Yes, there will be the signature sourdough bagels made with honey in the boil and matzo ball soup. But there will also be croissants, as well as smoothies, juices, and salmon bowls — things that famed Jewish delis like Canter’s in L.A. wouldn’t be caught dead serving. Kostow is also prepping items to sell in the larder, including miso made from day-old bagels, goji rice, water and salt; tamari made from that miso; and chile crisp made with everything-bagel seasoning.

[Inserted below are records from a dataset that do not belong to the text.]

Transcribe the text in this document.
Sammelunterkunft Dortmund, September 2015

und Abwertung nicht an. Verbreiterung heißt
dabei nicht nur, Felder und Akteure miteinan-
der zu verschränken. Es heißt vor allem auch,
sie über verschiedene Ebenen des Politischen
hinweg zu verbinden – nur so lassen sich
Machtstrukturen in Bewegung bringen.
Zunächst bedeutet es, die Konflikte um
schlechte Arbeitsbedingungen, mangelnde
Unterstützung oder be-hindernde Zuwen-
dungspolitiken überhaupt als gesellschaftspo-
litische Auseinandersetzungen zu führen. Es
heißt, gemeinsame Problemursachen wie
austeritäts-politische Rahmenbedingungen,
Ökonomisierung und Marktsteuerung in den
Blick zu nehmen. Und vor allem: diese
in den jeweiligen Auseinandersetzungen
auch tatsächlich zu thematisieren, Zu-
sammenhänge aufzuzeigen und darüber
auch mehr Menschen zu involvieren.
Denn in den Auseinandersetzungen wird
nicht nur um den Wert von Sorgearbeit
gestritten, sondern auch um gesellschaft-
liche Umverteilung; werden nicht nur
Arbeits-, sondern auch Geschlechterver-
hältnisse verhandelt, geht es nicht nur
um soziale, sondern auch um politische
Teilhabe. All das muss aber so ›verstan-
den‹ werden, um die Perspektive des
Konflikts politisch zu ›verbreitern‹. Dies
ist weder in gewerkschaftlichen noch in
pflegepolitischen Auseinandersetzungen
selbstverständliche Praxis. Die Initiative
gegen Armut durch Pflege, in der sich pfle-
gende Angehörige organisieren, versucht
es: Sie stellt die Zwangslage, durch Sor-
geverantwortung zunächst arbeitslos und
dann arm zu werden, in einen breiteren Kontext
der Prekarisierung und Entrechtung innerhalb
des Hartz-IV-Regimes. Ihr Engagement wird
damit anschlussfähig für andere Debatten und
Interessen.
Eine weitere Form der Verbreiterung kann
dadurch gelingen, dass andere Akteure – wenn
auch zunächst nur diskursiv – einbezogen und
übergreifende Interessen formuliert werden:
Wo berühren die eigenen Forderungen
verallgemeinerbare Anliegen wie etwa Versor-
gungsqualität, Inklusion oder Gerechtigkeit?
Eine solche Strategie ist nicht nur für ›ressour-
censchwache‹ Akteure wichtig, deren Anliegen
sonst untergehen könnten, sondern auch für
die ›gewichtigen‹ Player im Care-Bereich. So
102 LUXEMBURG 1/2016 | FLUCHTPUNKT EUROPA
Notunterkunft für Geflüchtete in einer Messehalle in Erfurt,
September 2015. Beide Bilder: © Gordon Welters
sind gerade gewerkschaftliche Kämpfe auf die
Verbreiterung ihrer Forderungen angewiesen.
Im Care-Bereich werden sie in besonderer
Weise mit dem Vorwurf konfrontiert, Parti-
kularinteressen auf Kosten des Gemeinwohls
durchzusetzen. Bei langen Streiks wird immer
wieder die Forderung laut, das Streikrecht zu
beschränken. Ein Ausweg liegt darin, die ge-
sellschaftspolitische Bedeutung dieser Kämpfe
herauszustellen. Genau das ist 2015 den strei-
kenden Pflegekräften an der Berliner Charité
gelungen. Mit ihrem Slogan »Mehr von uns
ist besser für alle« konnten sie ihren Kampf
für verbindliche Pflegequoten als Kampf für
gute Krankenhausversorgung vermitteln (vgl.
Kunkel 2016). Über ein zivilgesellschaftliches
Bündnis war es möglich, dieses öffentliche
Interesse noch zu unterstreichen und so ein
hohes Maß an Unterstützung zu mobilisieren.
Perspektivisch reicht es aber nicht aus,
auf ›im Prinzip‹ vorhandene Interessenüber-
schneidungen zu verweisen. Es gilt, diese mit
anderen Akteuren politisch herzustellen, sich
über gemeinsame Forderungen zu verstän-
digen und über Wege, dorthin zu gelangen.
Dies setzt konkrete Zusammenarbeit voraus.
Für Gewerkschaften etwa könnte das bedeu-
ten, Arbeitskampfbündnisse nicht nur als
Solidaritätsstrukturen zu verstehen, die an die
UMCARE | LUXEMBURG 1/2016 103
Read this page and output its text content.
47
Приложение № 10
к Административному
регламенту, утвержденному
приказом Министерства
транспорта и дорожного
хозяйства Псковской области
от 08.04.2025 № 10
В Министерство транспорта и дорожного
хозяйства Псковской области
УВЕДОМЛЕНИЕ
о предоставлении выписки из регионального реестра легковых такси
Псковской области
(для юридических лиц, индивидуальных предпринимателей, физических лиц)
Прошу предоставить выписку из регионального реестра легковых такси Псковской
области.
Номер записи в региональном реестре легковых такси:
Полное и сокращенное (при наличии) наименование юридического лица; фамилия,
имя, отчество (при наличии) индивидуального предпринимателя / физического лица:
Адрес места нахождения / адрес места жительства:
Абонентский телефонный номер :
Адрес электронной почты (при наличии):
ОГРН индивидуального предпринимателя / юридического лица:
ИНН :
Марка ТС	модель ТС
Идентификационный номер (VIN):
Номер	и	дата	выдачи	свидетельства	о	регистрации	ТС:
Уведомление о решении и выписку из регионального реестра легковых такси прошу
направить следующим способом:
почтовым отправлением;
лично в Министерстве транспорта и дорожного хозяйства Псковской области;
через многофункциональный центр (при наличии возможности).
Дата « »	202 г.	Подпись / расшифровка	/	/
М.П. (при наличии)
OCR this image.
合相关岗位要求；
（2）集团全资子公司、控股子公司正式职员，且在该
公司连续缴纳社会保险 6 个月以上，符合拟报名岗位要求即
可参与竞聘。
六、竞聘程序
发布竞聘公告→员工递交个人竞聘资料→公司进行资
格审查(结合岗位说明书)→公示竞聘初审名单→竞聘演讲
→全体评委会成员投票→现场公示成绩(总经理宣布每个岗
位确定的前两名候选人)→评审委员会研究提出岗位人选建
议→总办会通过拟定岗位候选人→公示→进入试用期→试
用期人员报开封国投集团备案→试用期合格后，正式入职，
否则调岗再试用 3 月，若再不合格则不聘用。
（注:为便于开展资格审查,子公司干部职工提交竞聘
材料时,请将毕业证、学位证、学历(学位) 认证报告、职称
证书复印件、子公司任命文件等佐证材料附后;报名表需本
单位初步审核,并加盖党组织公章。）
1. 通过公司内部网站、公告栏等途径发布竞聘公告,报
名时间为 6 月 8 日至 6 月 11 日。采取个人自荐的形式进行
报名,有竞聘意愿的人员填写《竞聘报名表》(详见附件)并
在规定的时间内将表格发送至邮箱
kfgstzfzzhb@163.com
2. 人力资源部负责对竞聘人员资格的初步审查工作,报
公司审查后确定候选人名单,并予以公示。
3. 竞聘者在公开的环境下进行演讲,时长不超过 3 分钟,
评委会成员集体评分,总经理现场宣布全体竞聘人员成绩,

A bowl of clear broth soup with three large matzo balls, diced carrots, herbs, and a spoon, served on white plates with blue rims.Matzo ball soup will be on the menu. | Source: Courtesy Kelly Puleio

The mini bagel-and-lox empire has kept Kostow busy, but, with Meadowood’s reopening date undetermined, it hasn’t quite filled the fine-dining hole in his heart. “I do want to work in that kind of focused environment again,” he says. “I was almost embarrassed by the fanciness of it, but it was built to create beauty every day — that was pretty cool. But the expectations out of the gate are going to be three stars, or it’s a failure. That’s going to be super challenging — but I enjoy that kind of challenge.” (At this, Martina, the CEO of their empire, piped up: “Yeah, that’s when I go on hiatus.”)

Loveski, meanwhile, is a personal, focused concept in its own way. Kostow’s not looking to make the deli into a “museum piece — a faux shtetl,” he said. He wants to keep it real. “We’re trying to do something that we feel enlarges the concept. We’re not trying to pin our hopes and dreams on a massive pastrami sandwich.”